Background/objective: Balance problems are common in older adults with Alzheimer's disease (AD). The objective was to study the effects of a Wii-Fit interactive video-game-led physical exercise program to a walking program on measures of balance in older adults with mild AD.
Methods: A prospective randomized controlled parallel-group trial (Wii-Fit versus walking) was conducted in thirty community-dwelling older adults (73±6.2 years) with mild AD. Home-based exercises were performed under caregiver supervision for 8 weeks. Primary (Berg Balance Scale, BBS) and secondary outcomes (fear of falls and quality of life) were measured at baseline, 8 weeks (end of intervention), and 16 weeks (8-weeks post-intervention).
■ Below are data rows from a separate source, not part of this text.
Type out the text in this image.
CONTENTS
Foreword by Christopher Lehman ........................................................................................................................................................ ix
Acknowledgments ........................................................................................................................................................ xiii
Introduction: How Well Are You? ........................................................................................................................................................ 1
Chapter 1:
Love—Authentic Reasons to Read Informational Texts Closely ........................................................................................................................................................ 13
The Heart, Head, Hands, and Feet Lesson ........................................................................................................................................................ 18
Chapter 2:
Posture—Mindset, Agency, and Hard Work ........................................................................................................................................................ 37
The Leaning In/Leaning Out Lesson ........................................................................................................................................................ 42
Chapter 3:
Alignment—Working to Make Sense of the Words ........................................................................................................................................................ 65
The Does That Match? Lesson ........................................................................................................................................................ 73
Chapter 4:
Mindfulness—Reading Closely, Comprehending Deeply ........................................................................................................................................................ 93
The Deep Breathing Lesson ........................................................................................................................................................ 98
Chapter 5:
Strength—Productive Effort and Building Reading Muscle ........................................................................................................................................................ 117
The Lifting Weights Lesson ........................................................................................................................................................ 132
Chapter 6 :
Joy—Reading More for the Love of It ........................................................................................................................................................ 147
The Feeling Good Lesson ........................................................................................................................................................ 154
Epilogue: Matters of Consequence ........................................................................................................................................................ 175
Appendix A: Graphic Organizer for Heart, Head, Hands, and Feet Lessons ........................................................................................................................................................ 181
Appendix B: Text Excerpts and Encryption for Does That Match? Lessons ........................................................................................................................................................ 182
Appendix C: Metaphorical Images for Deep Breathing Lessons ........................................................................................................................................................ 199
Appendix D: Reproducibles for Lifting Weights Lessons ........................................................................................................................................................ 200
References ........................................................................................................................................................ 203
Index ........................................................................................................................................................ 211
Results: At 8 weeks, there was a significantly greater improvement (average inter-group difference [95% CI]) in the Wii-Fit group compared to the walking group in BBS (4.8 [3.3-6.2], p < 0.001), after adjusting for baseline. This improvement was sustained at 16 weeks (3.5 [2.0-5.0], p < 0.001). Analyses of the secondary outcome measures indicated that there was a significantly greater improvement in the Wii-Fit group compared to walking group in Activity-specific Balance Confidence scale (6.5 [3.6-9.4], p < 0.001) and Falls Efficacy Scale (-4.8 [-7.6 to -2.0], p = 0.002) at 8 weeks. However, this effect was not sustained at 16 weeks. Quality of life improved in both groups at 8 weeks; however, there were no inter-group differences (p = 0.445).
Conclusion: Home-based, caregiver-supervised Wii-Fit exercises improve balance and may reduce fear of falling in community-dwelling older adults with mild AD.
Keywords: Alzheimer’s disease; balance; fear of falling; older adults.